In regard to whether there is a national impact that could arise if the high court curtails New York’s concealed carry law, University of South Texas law professor Josh Blackman said “most state laws will be totally unaffected” since a majority only require applicants to pass a background check.
Less than two weeks after a deadly mass shooting that killed 10 people in Buffalo, New York, Gov. Kathy Hochul vowed last month to hold an emergency legislative session if the Supreme Court returns a ruling that the law is unconstitutional.
Blackman told the Washington Examiner there wouldn’t be much legislation to pass “as a practical matter.”
Carson v. Makin
Justices heard arguments in Carson v. Makin in December, a free-exercise challenge to a scholarship program in Maine that pays for some students to attend private schools but excludes from the program schools that provide any kind of religious instruction.
The court will examine a previous ruling related to the topic and determine if any religious freedoms and equal protection clauses were violated.
Kennedy v. Bremerton School District
Justices will hear arguments on April 25 in another First Amendment case titled Kennedy v. Bremerton School District surrounding a dispute over a Washington state high school football coach who was placed on leave for leading postgame prayers on the field.
Former coach Joe Kennedy’s legal fight with the Bremerton, Washington, school district began in 2015, and the case eventually reached the Supreme Court in 2019, when justices declined to take it and said the case was for lower courts to decide.
West Virginia v. EPA
The Supreme Court heard arguments in February over a lawsuit by a coalition of states and coal companies seeking to limit the Environmental Protection Agency‘s authority to regulate power plants’ greenhouse gas emissions, with the majority of justices appearing to see the agency’s power as narrow.
The primary question of the case is whether the EPA’s reach extends outside of energy plants to encompass broader aspects of the U.S. energy sector as part of a broader effort to combat air pollution.
A main part of the high court’s forthcoming decision could focus on the major questions doctrine, which is the concept that Congress has delegated authority to an agency to make a rule or regulation.
If the court decides it has jurisdiction and reaches the major questions doctrine, that case may have a broad impact not only in terms of EPA authority, but for administrative agencies across the executive branch as well.
How will the leak investigation affect the remaining high court term?
Officials investigating the leaked draft opinion have escalated their search tactics into unprecedented territory, requiring law clerks late last month to provide cellphone records and sign affidavits making it illegal to lie to investigators seeking to find the origins of the leak.

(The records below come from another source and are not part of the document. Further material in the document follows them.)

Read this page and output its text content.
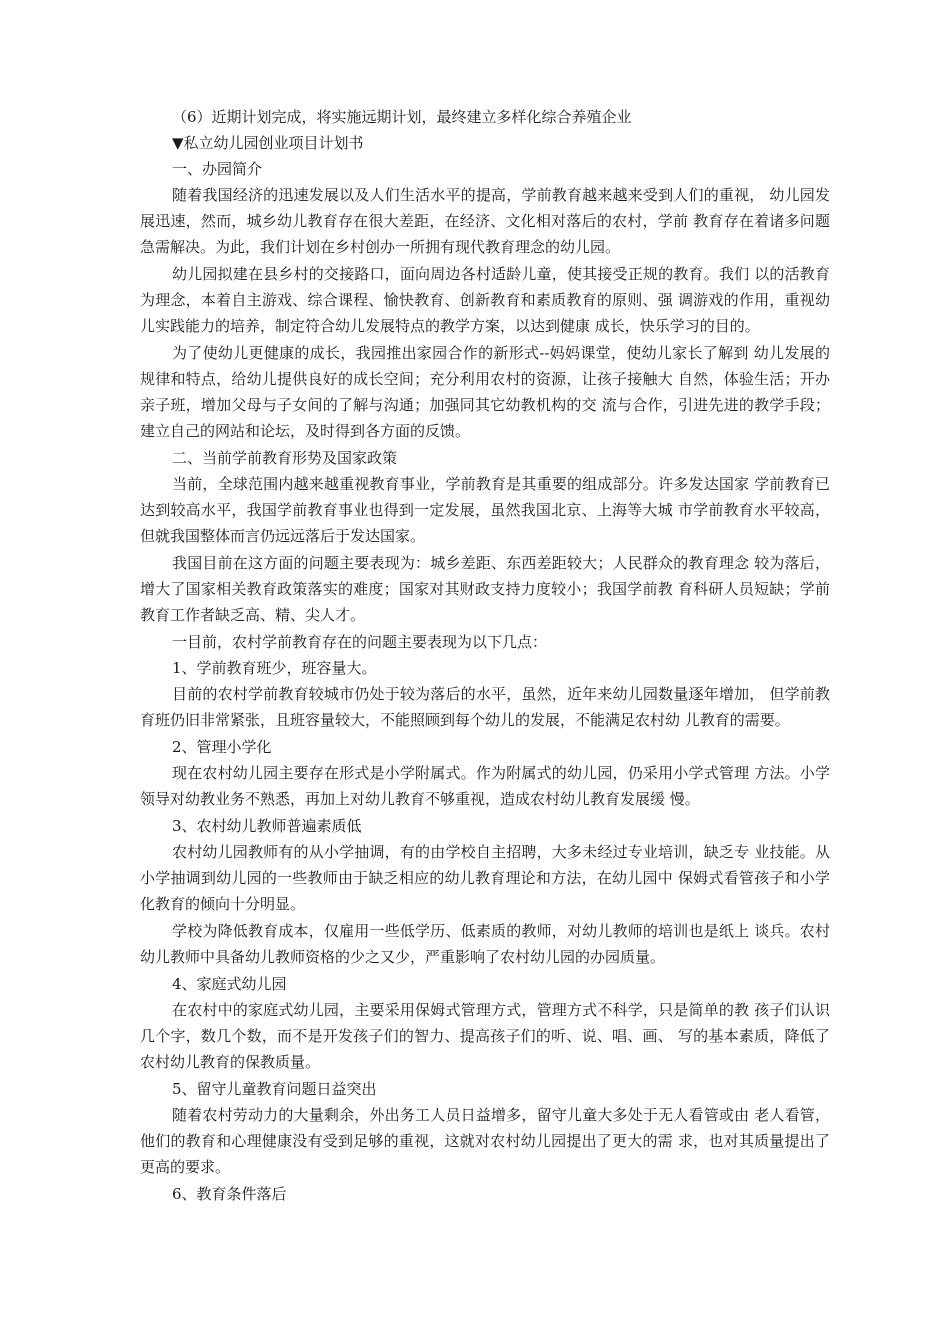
（6）近期计划完成，将实施远期计划，最终建立多样化综合养殖企业

▼私立幼儿园创业项目计划书

一、办园简介

随着我国经济的迅速发展以及人们生活水平的提高，学前教育越来越来受到人们的重视， 幼儿园发展迅速，然而，城乡幼儿教育存在很大差距，在经济、文化相对落后的农村，学前 教育存在着诸多问题急需解决。为此，我们计划在乡村创办一所拥有现代教育理念的幼儿园。

幼儿园拟建在县乡村的交接路口，面向周边各村适龄儿童，使其接受正规的教育。我们 以的活教育为理念，本着自主游戏、综合课程、愉快教育、创新教育和素质教育的原则、强 调游戏的作用，重视幼儿实践能力的培养，制定符合幼儿发展特点的教学方案，以达到健康 成长，快乐学习的目的。

为了使幼儿更健康的成长，我园推出家园合作的新形式--妈妈课堂，使幼儿家长了解到 幼儿发展的规律和特点，给幼儿提供良好的成长空间；充分利用农村的资源，让孩子接触大 自然，体验生活；开办亲子班，增加父母与子女间的了解与沟通；加强同其它幼教机构的交 流与合作，引进先进的教学手段；建立自己的网站和论坛，及时得到各方面的反馈。

二、当前学前教育形势及国家政策

当前，全球范围内越来越重视教育事业，学前教育是其重要的组成部分。许多发达国家 学前教育已达到较高水平，我国学前教育事业也得到一定发展，虽然我国北京、上海等大城 市学前教育水平较高，但就我国整体而言仍远远落后于发达国家。

我国目前在这方面的问题主要表现为：城乡差距、东西差距较大；人民群众的教育理念 较为落后，增大了国家相关教育政策落实的难度；国家对其财政支持力度较小；我国学前教 育科研人员短缺；学前教育工作者缺乏高、精、尖人才。

一目前，农村学前教育存在的问题主要表现为以下几点：

1、学前教育班少，班容量大。

目前的农村学前教育较城市仍处于较为落后的水平，虽然，近年来幼儿园数量逐年增加， 但学前教育班仍旧非常紧张，且班容量较大，不能照顾到每个幼儿的发展，不能满足农村幼 儿教育的需要。

2、管理小学化

现在农村幼儿园主要存在形式是小学附属式。作为附属式的幼儿园，仍采用小学式管理 方法。小学领导对幼教业务不熟悉，再加上对幼儿教育不够重视，造成农村幼儿教育发展缓 慢。

3、农村幼儿教师普遍素质低

农村幼儿园教师有的从小学抽调，有的由学校自主招聘，大多未经过专业培训，缺乏专 业技能。从小学抽调到幼儿园的一些教师由于缺乏相应的幼儿教育理论和方法，在幼儿园中 保姆式看管孩子和小学化教育的倾向十分明显。

学校为降低教育成本，仅雇用一些低学历、低素质的教师，对幼儿教师的培训也是纸上 谈兵。农村幼儿教师中具备幼儿教师资格的少之又少，严重影响了农村幼儿园的办园质量。

4、家庭式幼儿园

在农村中的家庭式幼儿园，主要采用保姆式管理方式，管理方式不科学，只是简单的教 孩子们认识几个字，数几个数，而不是开发孩子们的智力、提高孩子们的听、说、唱、画、 写的基本素质，降低了农村幼儿教育的保教质量。

5、留守儿童教育问题日益突出

随着农村劳动力的大量剩余，外出务工人员日益增多，留守儿童大多处于无人看管或由 老人看管，他们的教育和心理健康没有受到足够的重视，这就对农村幼儿园提出了更大的需 求，也对其质量提出了更高的要求。

6、教育条件落后
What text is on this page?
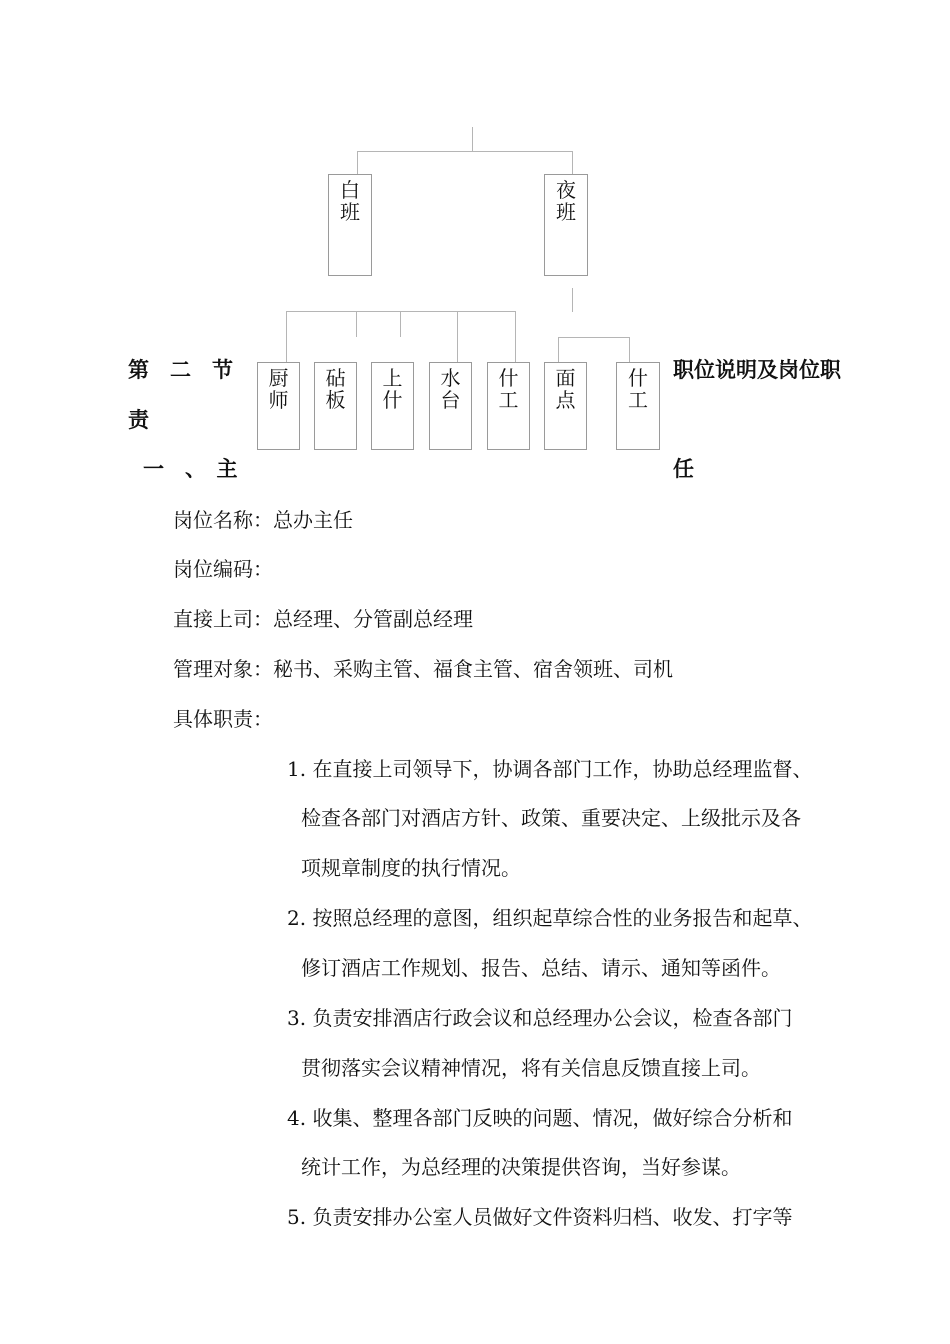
白
班
夜
班
厨
师
砧
板
上
什
水
台
什
工
面
点
什
工
第　二　节	职位说明及岗位职
责
一　、　主	任
岗位名称：总办主任
岗位编码：
直接上司：总经理、分管副总经理
管理对象：秘书、采购主管、福食主管、宿舍领班、司机
具体职责：
1. 在直接上司领导下，协调各部门工作，协助总经理监督、
检查各部门对酒店方针、政策、重要决定、上级批示及各
项规章制度的执行情况。
2. 按照总经理的意图，组织起草综合性的业务报告和起草、
修订酒店工作规划、报告、总结、请示、通知等函件。
3. 负责安排酒店行政会议和总经理办公会议，检查各部门
贯彻落实会议精神情况，将有关信息反馈直接上司。
4. 收集、整理各部门反映的问题、情况，做好综合分析和
统计工作，为总经理的决策提供咨询，当好参谋。
5. 负责安排办公室人员做好文件资料归档、收发、打字等
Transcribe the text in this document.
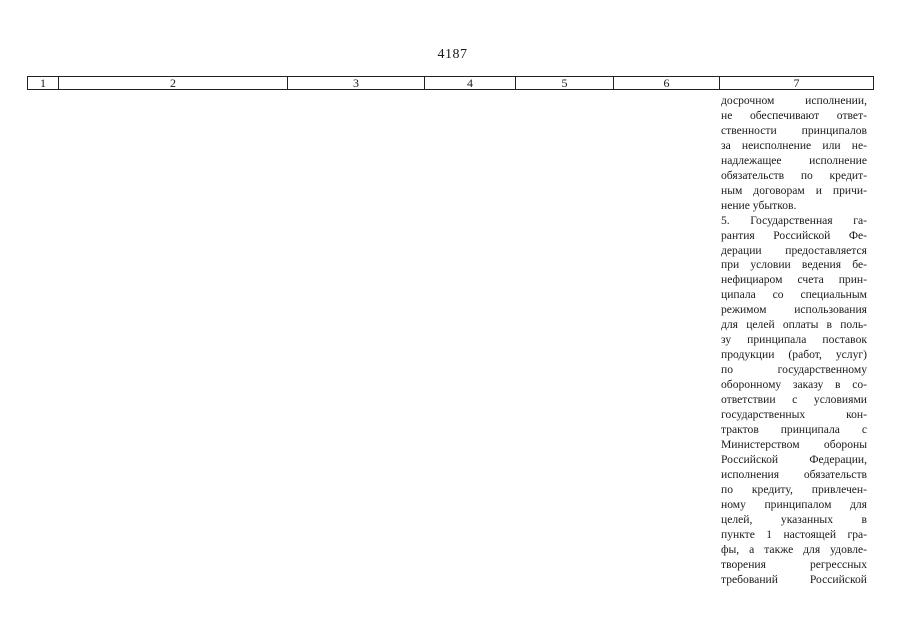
4187
1	2	3	4	5	6	7
досрочном исполнении,
не обеспечивают ответ-
ственности принципалов
за неисполнение или не-
надлежащее исполнение
обязательств по кредит-
ным договорам и причи-
нение убытков.
5. Государственная га-
рантия Российской Фе-
дерации предоставляется
при условии ведения бе-
нефициаром счета прин-
ципала со специальным
режимом использования
для целей оплаты в поль-
зу принципала поставок
продукции (работ, услуг)
по государственному
оборонному заказу в со-
ответствии с условиями
государственных кон-
трактов принципала с
Министерством обороны
Российской Федерации,
исполнения обязательств
по кредиту, привлечен-
ному принципалом для
целей, указанных в
пункте 1 настоящей гра-
фы, а также для удовле-
творения регрессных
требований Российской
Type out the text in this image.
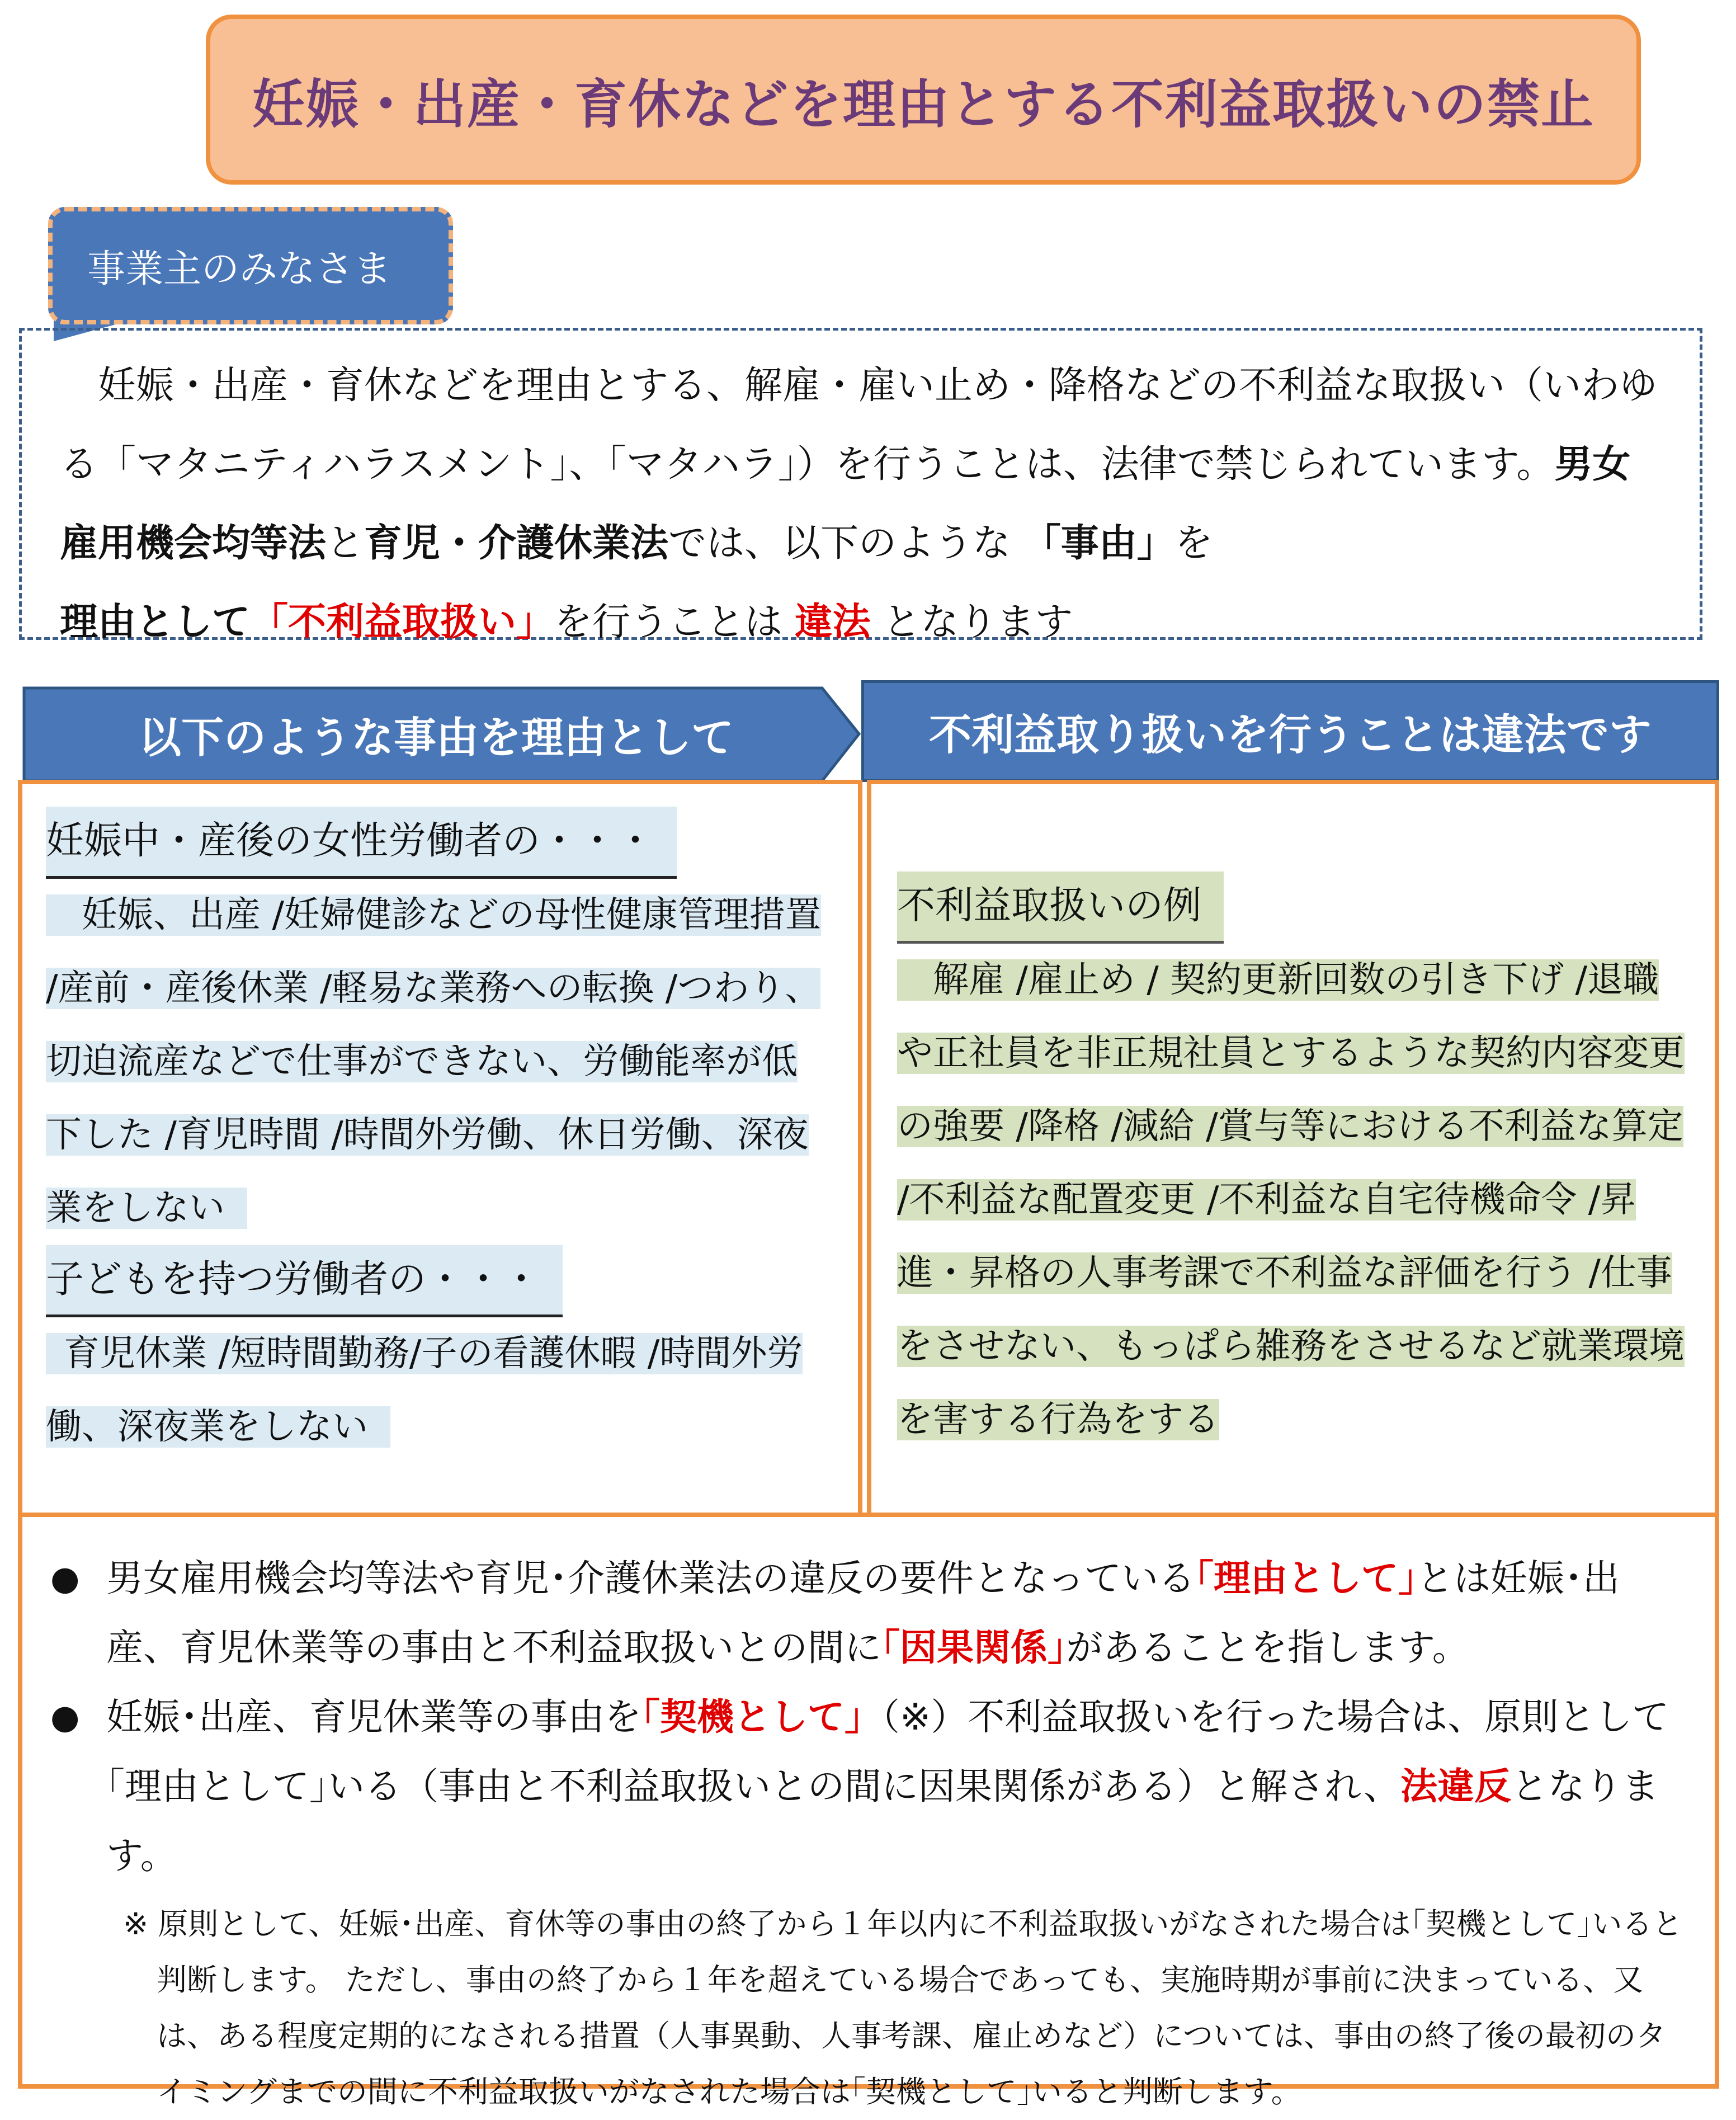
妊娠・出産・育休などを理由とする不利益取扱いの禁止
事業主のみなさま
妊娠・出産・育休などを理由とする、解雇・雇い止め・降格などの不利益な取扱い（いわゆる「マタニティハラスメント」、「マタハラ」）を行うことは、法律で禁じられています。男女雇用機会均等法と育児・介護休業法では、以下のような 「事由」を
理由として「不利益取扱い」を行うことは 違法 となります
以下のような事由を理由として	不利益取り扱いを行うことは違法です
妊娠中・産後の女性労働者の・・・
妊娠、出産 /妊婦健診などの母性健康管理措置 /産前・産後休業 /軽易な業務への転換 /つわり、切迫流産などで仕事ができない、労働能率が低下した /育児時間 /時間外労働、休日労働、深夜業をしない
子どもを持つ労働者の・・・
育児休業 /短時間勤務/子の看護休暇 /時間外労働、深夜業をしない
不利益取扱いの例
解雇 /雇止め / 契約更新回数の引き下げ /退職や正社員を非正規社員とするような契約内容変更の強要 /降格 /減給 /賞与等における不利益な算定 /不利益な配置変更 /不利益な自宅待機命令 /昇進・昇格の人事考課で不利益な評価を行う /仕事をさせない、もっぱら雑務をさせるなど就業環境を害する行為をする
● 男女雇用機会均等法や育児･介護休業法の違反の要件となっている｢理由として｣とは妊娠･出産、育児休業等の事由と不利益取扱いとの間に｢因果関係｣があることを指します。
● 妊娠･出産、育児休業等の事由を｢契機として｣（※）不利益取扱いを行った場合は、原則として｢理由として｣いる（事由と不利益取扱いとの間に因果関係がある）と解され、法違反となります。
※ 原則として、妊娠･出産、育休等の事由の終了から１年以内に不利益取扱いがなされた場合は｢契機として｣いると判断します。 ただし、事由の終了から１年を超えている場合であっても、実施時期が事前に決まっている、又は、ある程度定期的になされる措置（人事異動、人事考課、雇止めなど）については、事由の終了後の最初のタイミングまでの間に不利益取扱いがなされた場合は｢契機として｣いると判断します。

“I don’t know how on Earth the court is going to finish up its work this term,” a source close to the justices told NPR earlier this week in the wake of the Supreme Court marshal’s investigation into the leak.
While it is unclear how much of the delay to finalize the remaining 29 opinions is attributable to the leaked draft, the Supreme Court has dealt with higher caseloads at the end of terms in past years.
In 1982, the justices delivered 69 decisions in June and the first two days of July that year, more than twice the number remaining for the present term.